While the original case focused only on auto emissions, most experts assume that the EPA will regulate not only cars and trucks but also power plants, manufactures and other industrial sources of pollution.
The legislation currently under discussion in Congress establishes a cap and trade system that would cap industrial emissions of greenhouse gases and create a market for companies to buy, sell and trade pollution allowances.
Sen.
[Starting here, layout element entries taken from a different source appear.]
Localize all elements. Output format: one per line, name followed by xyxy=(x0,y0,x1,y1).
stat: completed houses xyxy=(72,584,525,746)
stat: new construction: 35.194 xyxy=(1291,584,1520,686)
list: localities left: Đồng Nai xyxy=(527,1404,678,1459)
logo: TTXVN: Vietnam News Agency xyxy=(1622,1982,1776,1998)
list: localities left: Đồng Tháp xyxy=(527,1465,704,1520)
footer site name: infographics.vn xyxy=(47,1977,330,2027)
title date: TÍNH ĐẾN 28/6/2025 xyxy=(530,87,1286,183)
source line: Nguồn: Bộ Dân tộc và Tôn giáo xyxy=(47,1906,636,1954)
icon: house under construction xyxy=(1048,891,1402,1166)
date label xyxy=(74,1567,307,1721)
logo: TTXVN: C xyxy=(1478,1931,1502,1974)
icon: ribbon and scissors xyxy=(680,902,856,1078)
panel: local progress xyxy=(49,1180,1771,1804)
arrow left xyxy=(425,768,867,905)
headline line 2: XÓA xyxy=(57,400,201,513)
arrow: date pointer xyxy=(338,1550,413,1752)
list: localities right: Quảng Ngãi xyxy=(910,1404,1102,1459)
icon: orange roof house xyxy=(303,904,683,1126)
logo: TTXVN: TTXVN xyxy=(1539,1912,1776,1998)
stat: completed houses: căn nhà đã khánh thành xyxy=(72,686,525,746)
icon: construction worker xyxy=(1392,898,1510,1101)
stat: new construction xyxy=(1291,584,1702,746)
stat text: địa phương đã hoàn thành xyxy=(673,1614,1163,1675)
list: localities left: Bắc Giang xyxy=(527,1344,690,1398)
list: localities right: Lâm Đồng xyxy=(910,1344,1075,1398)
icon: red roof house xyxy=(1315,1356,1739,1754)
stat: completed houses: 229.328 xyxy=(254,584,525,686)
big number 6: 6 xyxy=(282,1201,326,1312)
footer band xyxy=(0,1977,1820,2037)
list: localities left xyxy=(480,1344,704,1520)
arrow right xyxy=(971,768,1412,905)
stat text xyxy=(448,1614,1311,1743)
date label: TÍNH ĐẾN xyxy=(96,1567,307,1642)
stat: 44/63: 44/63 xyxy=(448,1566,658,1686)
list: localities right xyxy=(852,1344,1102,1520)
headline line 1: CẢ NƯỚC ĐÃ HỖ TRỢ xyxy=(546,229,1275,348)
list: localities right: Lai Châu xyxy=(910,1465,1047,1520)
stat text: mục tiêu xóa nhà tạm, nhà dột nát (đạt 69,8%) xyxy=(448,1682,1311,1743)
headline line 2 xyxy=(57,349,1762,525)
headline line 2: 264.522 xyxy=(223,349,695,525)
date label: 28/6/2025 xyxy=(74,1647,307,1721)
Barbara Boxer (D-Calif.), chairwoman of the Senate Environment and Public Works Committee, praised the EPA’s finding on Friday but argued that legislation was the best way to limit emissions.
“The best and most flexible way to deal with this serious problem is to enact a market-based cap and trade system, which will help us make the transition to clean energy and will bring us innovation and strong economic growth,” she said in a statement.
Environmentalists heralded the ruling as “a game changer.”
“This will be the largest step the federal government will have taken to date on regulating climate change and will be the first step in mandatory reduction,” said Joe Mendelson, the global warming policy director for the National Wildlife Federation.
Some business groups, however, warn that the ruling could hurt the already struggling economy by imposing an avalanche of new regulations on small polluters and stall new projects.
William Kovacs, vice president for the environment, technology and regulatory affairs division at the U.S. Chamber of Commerce, said the EPA could regulate auto emissions – the central issue of the lawsuit that prompted the ruling – without the “regulatory cascade.”
“The proposed endangerment finding poses an endangerment to the American economy and to every American family,” said Jack Gerard, president of the American Petroleum Institute. “The regulations could impose complex, costly requirements on restaurants, colleges, schools, shopping malls, bakeries and many other businesses and institutions.”